When Do You Need An Emergency Fund?
Your emergency fund is not a fund for frivolous expenditures like buying a new entertainment center or a spontaneous vacation. An emergency fund allows us a sense of relief when an emergency pops up, allowing us to continue to pay for non-discretionary expenses.
The following situations are examples of when an emergency fund would be useful:
- Loss or Interruption of Employment
Whether an interruption in your paycheck is due to a change in your job position or job loss, monthly expenses such as rent/mortgage, loans/debts, groceries, utilities, etc., will still need to be paid. Having a fund set aside that is liquid and easily accessible will save you tremendous stress of trying to cover these expenses while you are in limbo.
- Medical bills
Even with health insurance, you may encounter a large deductible or high co-pay. To avoid draining your emergency fund, consider an HSA plan.
- Major Auto Repairs
One of the most inconvenient expenses is automobile repairs. We often heavily rely on cars as our mode of transportation. Although you can plan for regular tune-ups and maintenance, you can’t prepare for accidents or engine failure.
- Home Repairs or Rent Hikes
From a broken furnace to a burst water pipe, home repairs are associated with a hefty price tag.
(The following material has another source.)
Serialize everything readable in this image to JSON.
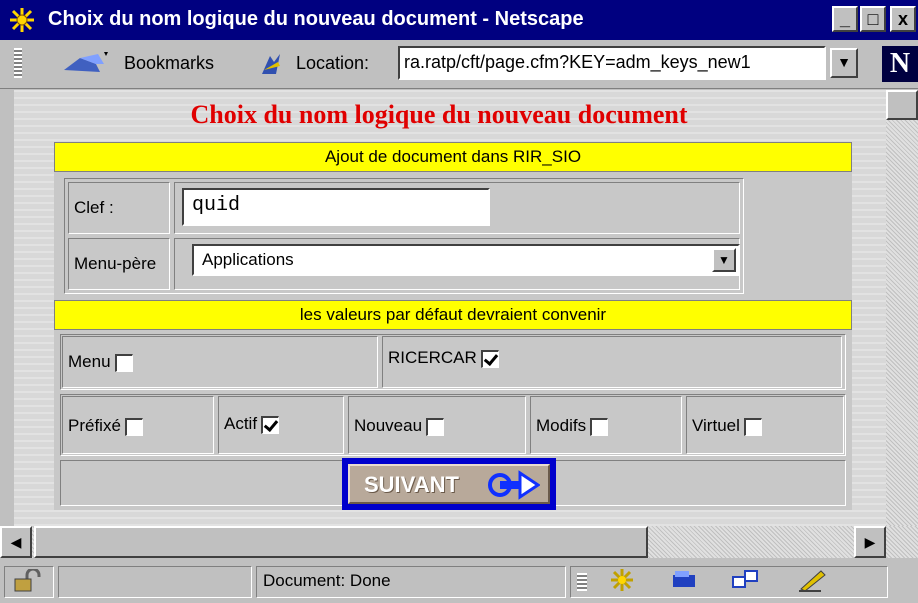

Emergency funds can act as a lifesaver when you need your home to function at full effectiveness as fast as possible. Likewise, when renting, your landlord may raise prices with changes in the market. Be prepared for this scenario, as moving costs can be tough on your wallet as well if you choose to live elsewhere.
How Much Money Should You Set Aside?
Since the 2008 financial crisis, experts recommend creating an emergency fund with enough money to cover at least six months of expenses.
How To Build Your Emergency Fund
After figuring out how much six months of expenses is worth, you may seem less enthused about creating a fund. However, by breaking your emergency fund down into smaller components, it will become more manageable.
Within your monthly expenditures to see if there are any areas where you waste money. When was the last time you looked carefully at your monthly credit card statement? You may find monthly subscriptions in there that you no longer need and can be canceled — the money you would have “wasted” can be directed to your fund. Another way you can build up your emergency fund is setting regularly scheduled payments. Take a small portion of your paycheck and divert it to your emergency fund.
All in all, building an emergency fund will be beneficial to you when life throws unexpected expenses your way.